His name is June, but unlike Johnny Cash’s Boy Named Sue, he is more sullen than angry.  He is also sexually conflicted (no kidding).  At least he has found someone willing to listen to him: a middle-aged middle class husband and father who should not be trawling for teens on the internet.  They constitute one of the two couples circling around each other on a fateful Fourth of July night in Joshua Sanchez’s FOUR (trailer here), which screens today at the 2012 Los Angeles Film Festival.

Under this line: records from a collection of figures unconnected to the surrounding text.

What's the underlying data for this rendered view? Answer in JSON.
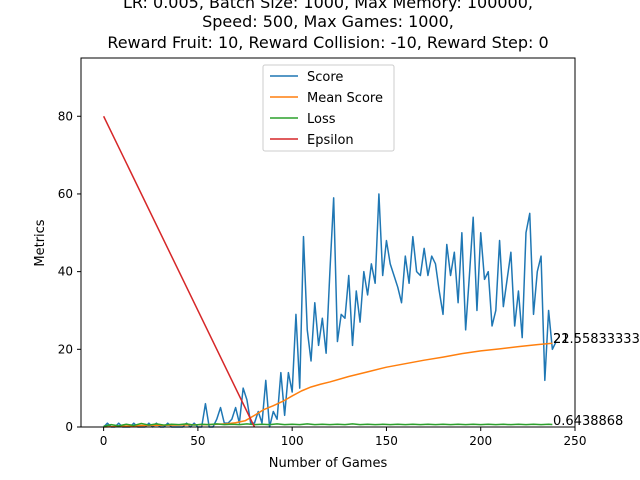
{
  "chart_data": {
    "type": "line",
    "title_lines": [
      "LR: 0.005, Batch Size: 1000, Max Memory: 100000,",
      "Speed: 500, Max Games: 1000,",
      "Reward Fruit: 10, Reward Collision: -10, Reward Step: 0"
    ],
    "xlabel": "Number of Games",
    "ylabel": "Metrics",
    "xlim": [
      -12,
      250
    ],
    "ylim": [
      0,
      95
    ],
    "xticks": [
      0,
      50,
      100,
      150,
      200,
      250
    ],
    "yticks": [
      0,
      20,
      40,
      60,
      80
    ],
    "legend_position": "top-center",
    "grid": false,
    "end_labels": [
      "22",
      "21.55833333",
      "0.6438868"
    ],
    "series": [
      {
        "name": "Score",
        "color": "#1f77b4",
        "points": [
          [
            0,
            0
          ],
          [
            2,
            1
          ],
          [
            4,
            0
          ],
          [
            6,
            0
          ],
          [
            8,
            1
          ],
          [
            10,
            0
          ],
          [
            12,
            0
          ],
          [
            14,
            0
          ],
          [
            16,
            1
          ],
          [
            18,
            0
          ],
          [
            20,
            0
          ],
          [
            22,
            0
          ],
          [
            24,
            1
          ],
          [
            26,
            0
          ],
          [
            28,
            1
          ],
          [
            30,
            0
          ],
          [
            32,
            0
          ],
          [
            34,
            1
          ],
          [
            36,
            0
          ],
          [
            38,
            0
          ],
          [
            40,
            0
          ],
          [
            42,
            0
          ],
          [
            44,
            1
          ],
          [
            46,
            0
          ],
          [
            48,
            1
          ],
          [
            50,
            0
          ],
          [
            52,
            0
          ],
          [
            54,
            6
          ],
          [
            56,
            0
          ],
          [
            58,
            0
          ],
          [
            60,
            2
          ],
          [
            62,
            5
          ],
          [
            64,
            1
          ],
          [
            66,
            1
          ],
          [
            68,
            2
          ],
          [
            70,
            5
          ],
          [
            72,
            1
          ],
          [
            74,
            10
          ],
          [
            76,
            7
          ],
          [
            78,
            1
          ],
          [
            80,
            1
          ],
          [
            82,
            4
          ],
          [
            84,
            1
          ],
          [
            86,
            12
          ],
          [
            88,
            0
          ],
          [
            90,
            4
          ],
          [
            92,
            2
          ],
          [
            94,
            14
          ],
          [
            96,
            3
          ],
          [
            98,
            14
          ],
          [
            100,
            9
          ],
          [
            102,
            29
          ],
          [
            104,
            10
          ],
          [
            106,
            49
          ],
          [
            108,
            25
          ],
          [
            110,
            17
          ],
          [
            112,
            32
          ],
          [
            114,
            21
          ],
          [
            116,
            28
          ],
          [
            118,
            19
          ],
          [
            120,
            40
          ],
          [
            122,
            59
          ],
          [
            124,
            22
          ],
          [
            126,
            29
          ],
          [
            128,
            28
          ],
          [
            130,
            39
          ],
          [
            132,
            21
          ],
          [
            134,
            35
          ],
          [
            136,
            27
          ],
          [
            138,
            40
          ],
          [
            140,
            34
          ],
          [
            142,
            42
          ],
          [
            144,
            37
          ],
          [
            146,
            60
          ],
          [
            148,
            39
          ],
          [
            150,
            48
          ],
          [
            152,
            42
          ],
          [
            154,
            39
          ],
          [
            156,
            36
          ],
          [
            158,
            32
          ],
          [
            160,
            44
          ],
          [
            162,
            37
          ],
          [
            164,
            49
          ],
          [
            166,
            40
          ],
          [
            168,
            39
          ],
          [
            170,
            46
          ],
          [
            172,
            39
          ],
          [
            174,
            44
          ],
          [
            176,
            42
          ],
          [
            178,
            35
          ],
          [
            180,
            29
          ],
          [
            182,
            47
          ],
          [
            184,
            39
          ],
          [
            186,
            45
          ],
          [
            188,
            32
          ],
          [
            190,
            50
          ],
          [
            192,
            25
          ],
          [
            194,
            39
          ],
          [
            196,
            54
          ],
          [
            198,
            30
          ],
          [
            200,
            50
          ],
          [
            202,
            38
          ],
          [
            204,
            40
          ],
          [
            206,
            26
          ],
          [
            208,
            30
          ],
          [
            210,
            48
          ],
          [
            212,
            31
          ],
          [
            214,
            38
          ],
          [
            216,
            45
          ],
          [
            218,
            26
          ],
          [
            220,
            35
          ],
          [
            222,
            23
          ],
          [
            224,
            50
          ],
          [
            226,
            55
          ],
          [
            228,
            29
          ],
          [
            230,
            40
          ],
          [
            232,
            44
          ],
          [
            234,
            12
          ],
          [
            236,
            30
          ],
          [
            238,
            20
          ],
          [
            240,
            22
          ]
        ]
      },
      {
        "name": "Mean Score",
        "color": "#ff7f0e",
        "points": [
          [
            0,
            0
          ],
          [
            20,
            0.4
          ],
          [
            40,
            0.5
          ],
          [
            55,
            0.6
          ],
          [
            65,
            0.8
          ],
          [
            70,
            1.1
          ],
          [
            75,
            1.6
          ],
          [
            80,
            3
          ],
          [
            85,
            4.5
          ],
          [
            90,
            5.5
          ],
          [
            95,
            6.6
          ],
          [
            100,
            8
          ],
          [
            105,
            9.3
          ],
          [
            110,
            10.3
          ],
          [
            115,
            11
          ],
          [
            120,
            11.6
          ],
          [
            130,
            13
          ],
          [
            140,
            14.2
          ],
          [
            150,
            15.4
          ],
          [
            160,
            16.3
          ],
          [
            170,
            17.2
          ],
          [
            180,
            18
          ],
          [
            190,
            18.9
          ],
          [
            200,
            19.6
          ],
          [
            210,
            20.1
          ],
          [
            220,
            20.7
          ],
          [
            230,
            21.2
          ],
          [
            238,
            21.56
          ]
        ]
      },
      {
        "name": "Loss",
        "color": "#2ca02c",
        "points": [
          [
            0,
            0.2
          ],
          [
            4,
            0.6
          ],
          [
            8,
            0.3
          ],
          [
            12,
            0.7
          ],
          [
            16,
            0.4
          ],
          [
            20,
            0.9
          ],
          [
            24,
            0.5
          ],
          [
            28,
            0.8
          ],
          [
            32,
            0.5
          ],
          [
            36,
            0.7
          ],
          [
            40,
            0.6
          ],
          [
            44,
            0.8
          ],
          [
            48,
            0.5
          ],
          [
            52,
            0.7
          ],
          [
            56,
            0.6
          ],
          [
            60,
            0.8
          ],
          [
            64,
            0.6
          ],
          [
            68,
            0.7
          ],
          [
            72,
            0.6
          ],
          [
            76,
            0.8
          ],
          [
            80,
            0.6
          ],
          [
            84,
            0.7
          ],
          [
            88,
            0.6
          ],
          [
            92,
            0.8
          ],
          [
            96,
            0.6
          ],
          [
            100,
            0.7
          ],
          [
            104,
            0.6
          ],
          [
            108,
            0.8
          ],
          [
            112,
            0.6
          ],
          [
            116,
            0.7
          ],
          [
            120,
            0.6
          ],
          [
            124,
            0.7
          ],
          [
            128,
            0.6
          ],
          [
            132,
            0.8
          ],
          [
            136,
            0.6
          ],
          [
            140,
            0.7
          ],
          [
            144,
            0.6
          ],
          [
            148,
            0.7
          ],
          [
            152,
            0.6
          ],
          [
            156,
            0.7
          ],
          [
            160,
            0.6
          ],
          [
            164,
            0.7
          ],
          [
            168,
            0.6
          ],
          [
            172,
            0.7
          ],
          [
            176,
            0.6
          ],
          [
            180,
            0.7
          ],
          [
            184,
            0.6
          ],
          [
            188,
            0.7
          ],
          [
            192,
            0.6
          ],
          [
            196,
            0.7
          ],
          [
            200,
            0.6
          ],
          [
            204,
            0.7
          ],
          [
            208,
            0.6
          ],
          [
            212,
            0.7
          ],
          [
            216,
            0.6
          ],
          [
            220,
            0.7
          ],
          [
            224,
            0.6
          ],
          [
            228,
            0.7
          ],
          [
            232,
            0.6
          ],
          [
            236,
            0.7
          ],
          [
            238,
            0.64
          ]
        ]
      },
      {
        "name": "Epsilon",
        "color": "#d62728",
        "points": [
          [
            0,
            80
          ],
          [
            80,
            0
          ]
        ]
      }
    ]
  }
}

Joe really ought to be at home with his emotionally deteriorating wife, but instead he has arranged a clandestine rendezvous with the teenaged June.  Pretending to be at an out-of-town conference, he has left his daughter Abigayle to mind her mother.  More or less home alone, she will have to field the clumsy advances of Dexter, a would-be basketball star with a drug problem.  Suspecting something is fishy with her upright father, Abigayle starts encouraging Dexter out of spite.  Connections might be made, but the results are not what you would probably call romance.

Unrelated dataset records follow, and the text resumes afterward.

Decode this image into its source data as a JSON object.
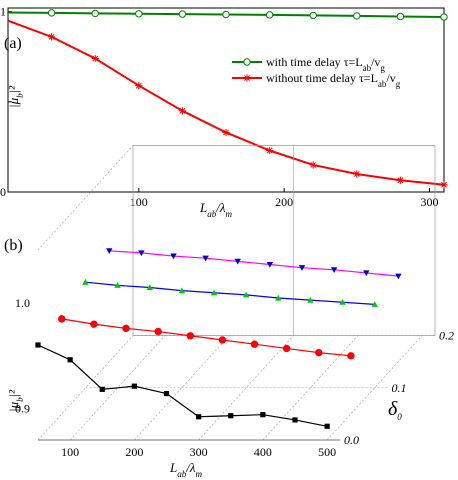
{
  "chart_data": [
    {
      "panel_label": "(a)",
      "type": "line",
      "x": [
        10,
        40,
        70,
        100,
        130,
        160,
        190,
        220,
        250,
        280,
        310
      ],
      "xlim": [
        10,
        310
      ],
      "ylim": [
        0,
        1.02
      ],
      "xticks": [
        100,
        200,
        300
      ],
      "yticks": [
        0,
        0.5,
        1
      ],
      "ytick_labels": [
        "0",
        "",
        "1"
      ],
      "xlabel": "L_ab/λ_m",
      "ylabel": "|μ_b|²",
      "grid": false,
      "legend_position": "center-right",
      "series": [
        {
          "name": "with time delay τ=L_ab/v_g",
          "color": "#008000",
          "marker": "circle",
          "values": [
            0.995,
            0.993,
            0.99,
            0.988,
            0.986,
            0.984,
            0.982,
            0.979,
            0.976,
            0.973,
            0.97
          ]
        },
        {
          "name": "without time delay τ=L_ab/v_g",
          "color": "#ff0000",
          "marker": "star",
          "values": [
            0.95,
            0.86,
            0.74,
            0.59,
            0.45,
            0.33,
            0.23,
            0.15,
            0.1,
            0.065,
            0.04
          ]
        }
      ]
    },
    {
      "panel_label": "(b)",
      "type": "line3d",
      "xlabel": "L_ab/λ_m",
      "ylabel": "|μ_b|²",
      "depth_label": "δ0",
      "xticks": [
        100,
        200,
        300,
        400,
        500
      ],
      "yticks": [
        0.9,
        1.0
      ],
      "ytick_labels": [
        "0.9",
        "1.0"
      ],
      "depth_ticks": [
        0.0,
        0.1,
        0.2
      ],
      "depth_tick_labels": [
        "0.0",
        "0.1",
        "0.2"
      ],
      "zlim": [
        0.87,
        1.05
      ],
      "grid": true,
      "x": [
        50,
        100,
        150,
        200,
        250,
        300,
        350,
        400,
        450,
        500
      ],
      "series": [
        {
          "delta": 0.0,
          "color": "#000000",
          "marker": "square",
          "values": [
            0.96,
            0.946,
            0.918,
            0.921,
            0.914,
            0.892,
            0.893,
            0.894,
            0.889,
            0.883
          ]
        },
        {
          "delta": 0.05,
          "color": "#ff0000",
          "marker": "circle",
          "values": [
            0.96,
            0.955,
            0.951,
            0.948,
            0.944,
            0.94,
            0.936,
            0.932,
            0.928,
            0.925
          ]
        },
        {
          "delta": 0.1,
          "color": "#0000ff",
          "marker": "triangle-up",
          "marker_color": "#00cc00",
          "values": [
            0.97,
            0.967,
            0.965,
            0.962,
            0.96,
            0.958,
            0.955,
            0.953,
            0.951,
            0.949
          ]
        },
        {
          "delta": 0.15,
          "color": "#ff00ff",
          "marker": "triangle-down",
          "marker_color": "#0000cc",
          "values": [
            0.975,
            0.973,
            0.97,
            0.968,
            0.965,
            0.962,
            0.959,
            0.957,
            0.954,
            0.951
          ]
        }
      ]
    }
  ]
}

Frankly, there is something creepy about a film that considers a grown man sexually pursuing a teenager (not of legal age) sympathetic in any fashion.  Indeed, June and Joe’s “courtship” scenes are criminal (according to Joe, the character) and most certainly unsavory.  Yet ironically, Wendell Pierce’s admittedly richly nuanced and fully dimensional performance as the older man makes it all the more difficult to draw a bead on the film’s ethical-moral framework.

Pierce and his voice, HBO fixtures in Treme and The Wire, are quite compelling, but the breakout star has to be Aja Naomi King as Abigayle, completely engaging portraying her character’s intelligence as well as her bitter capriciousness.  Unfortunately, both of their potential partners are rather bland screen presences.

Sure to be a special interest to New York theater patrons, FOUR is based on Christopher Shinn’s play and boasts Neil LaBute as one of its executive producers.  Given the film’s interracial pairings, many critics will surely be tempted to compare FOUR to Crash.  It would be a dubious compliment.  At least Sanchez creates a memorable late-night in-the-moment vibe.  A highly problematic film featuring two quite accomplished screen turns, FOUR is not necessarily recommended, but it will likely find an appreciative audience nonetheless when it screens today (6/15) and Monday (6/18) as part of this year’s LA Film Festival.